Supervision Geometry Interpretation: Jailbreaks are explained not just by model capacity but by "supervision geometry," where symmetric regularizers under asymmetric supervision structurally degrade the model.

Limitations & Future Work¶

Dependency on Reliable Anchors: For open tasks (creative writing, long-horizon agents), constructing verifiable anchors is difficult.
Lack of Human Preference Data: Experiments utilized rule-based or LLM-as-judge rewards; stability under real human preference (pairwise) remains an open question.
Scale Constraint: Verified only up to 14B; scaling behavior of the \(\lambda\) "sweet spot" is unknown.
Meta-group Construction Overhead: Preparing verifiable and open-ended versions for every intent involves significant data engineering.
Two-context Formal Analysis: Theorem A.3's proof of the degradation direction focuses on \(|\mathcal{C}|=2\); existence in multi-context scenarios is not formally established.

vs.

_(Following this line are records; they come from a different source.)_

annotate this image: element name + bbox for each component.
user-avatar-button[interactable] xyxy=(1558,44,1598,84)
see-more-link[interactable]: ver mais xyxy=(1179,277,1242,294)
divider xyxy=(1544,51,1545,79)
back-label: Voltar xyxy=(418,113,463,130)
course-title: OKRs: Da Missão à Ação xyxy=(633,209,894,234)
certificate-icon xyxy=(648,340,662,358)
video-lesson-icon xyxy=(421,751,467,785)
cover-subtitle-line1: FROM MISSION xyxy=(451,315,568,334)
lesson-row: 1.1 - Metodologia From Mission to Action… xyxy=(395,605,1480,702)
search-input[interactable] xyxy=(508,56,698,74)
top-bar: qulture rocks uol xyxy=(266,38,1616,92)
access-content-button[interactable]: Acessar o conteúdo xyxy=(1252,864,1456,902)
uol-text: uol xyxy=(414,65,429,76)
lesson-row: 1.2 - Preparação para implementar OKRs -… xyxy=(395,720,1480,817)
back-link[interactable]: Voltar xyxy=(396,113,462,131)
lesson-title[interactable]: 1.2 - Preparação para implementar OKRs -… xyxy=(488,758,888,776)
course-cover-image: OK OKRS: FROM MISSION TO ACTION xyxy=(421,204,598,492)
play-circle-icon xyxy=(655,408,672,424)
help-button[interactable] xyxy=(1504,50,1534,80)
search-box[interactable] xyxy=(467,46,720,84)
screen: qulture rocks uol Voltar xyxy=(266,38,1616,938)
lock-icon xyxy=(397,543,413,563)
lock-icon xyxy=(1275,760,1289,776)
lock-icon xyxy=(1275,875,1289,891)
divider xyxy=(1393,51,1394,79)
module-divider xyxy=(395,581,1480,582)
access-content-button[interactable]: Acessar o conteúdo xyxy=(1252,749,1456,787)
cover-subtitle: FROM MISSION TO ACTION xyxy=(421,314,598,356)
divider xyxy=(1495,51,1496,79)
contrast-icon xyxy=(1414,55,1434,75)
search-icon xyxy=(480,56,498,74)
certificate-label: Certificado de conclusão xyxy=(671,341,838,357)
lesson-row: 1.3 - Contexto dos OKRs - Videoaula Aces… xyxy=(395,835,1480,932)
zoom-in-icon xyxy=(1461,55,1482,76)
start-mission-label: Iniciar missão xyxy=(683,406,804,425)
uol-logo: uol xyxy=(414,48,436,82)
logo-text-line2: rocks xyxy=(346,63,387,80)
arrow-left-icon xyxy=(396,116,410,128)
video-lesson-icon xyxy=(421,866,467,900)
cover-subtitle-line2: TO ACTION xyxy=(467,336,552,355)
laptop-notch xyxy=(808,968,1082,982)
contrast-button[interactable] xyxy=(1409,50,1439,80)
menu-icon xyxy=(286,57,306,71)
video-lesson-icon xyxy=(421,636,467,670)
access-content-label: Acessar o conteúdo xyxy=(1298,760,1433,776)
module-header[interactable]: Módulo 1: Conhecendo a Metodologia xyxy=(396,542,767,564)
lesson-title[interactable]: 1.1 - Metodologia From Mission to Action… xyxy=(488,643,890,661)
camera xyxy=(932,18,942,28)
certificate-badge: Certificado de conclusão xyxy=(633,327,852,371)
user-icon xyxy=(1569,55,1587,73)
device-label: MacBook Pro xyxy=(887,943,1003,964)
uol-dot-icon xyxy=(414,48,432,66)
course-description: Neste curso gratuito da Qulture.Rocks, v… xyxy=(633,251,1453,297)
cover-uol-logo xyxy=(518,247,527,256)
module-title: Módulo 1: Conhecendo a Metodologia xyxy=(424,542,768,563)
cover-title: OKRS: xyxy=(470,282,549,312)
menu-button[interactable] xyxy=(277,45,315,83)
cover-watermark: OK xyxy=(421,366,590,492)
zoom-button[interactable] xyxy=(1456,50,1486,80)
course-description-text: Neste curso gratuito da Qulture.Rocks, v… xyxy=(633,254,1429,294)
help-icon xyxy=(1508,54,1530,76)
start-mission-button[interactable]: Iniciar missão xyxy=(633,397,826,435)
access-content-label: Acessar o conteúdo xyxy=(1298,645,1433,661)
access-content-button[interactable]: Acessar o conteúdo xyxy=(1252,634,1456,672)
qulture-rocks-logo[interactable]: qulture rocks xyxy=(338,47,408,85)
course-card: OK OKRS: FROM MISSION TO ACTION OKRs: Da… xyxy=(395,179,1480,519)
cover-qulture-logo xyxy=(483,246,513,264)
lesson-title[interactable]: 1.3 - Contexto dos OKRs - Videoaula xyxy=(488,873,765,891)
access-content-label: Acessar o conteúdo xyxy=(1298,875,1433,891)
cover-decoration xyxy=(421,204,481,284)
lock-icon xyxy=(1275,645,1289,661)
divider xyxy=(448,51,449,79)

V-REx / IRM (Krueger 2021, Arjovsky 2019): AIR incorporates supervision asymmetry into the regularizer by designating a detached anchor, preventing symmetric collapse.
vs. Rule-based Rewards (Mu 2024): Unlike treating rules purely as reward terms, AIR uses them as invariance reference points to "transmit" trust to noisy contexts.
vs. Constrained RLHF (Moskovitz 2023): AIR avoids explicit constraints or heavy KL penalties by adaptively reinforcing or penalizing open generation based on anchor performance.
vs. Weak-to-Strong (Burns 2023): Shares the intuition of using reliable supervision to guide hard-to-verify capabilities, implementing this at the RL phase via gradient-level asymmetry.

Rating¶

Novelty: ⭐⭐⭐⭐ Using stop-gradients to adapt V-REx is elegant, supported by formal proof of failure modes and practical implementation.
Experimental Thoroughness: ⭐⭐⭐⭐ Covers three domains, two optimizers, and ID/OOD data; includes stress tests and visualization.
Writing Quality: ⭐⭐⭐⭐ Clear progression from motivation to correction; formal analysis in Appendix A is precise.
Value: ⭐⭐⭐⭐ Provides a plug-and-play RL solution for "brittle safety," with high transferability to RLHF and agent safety.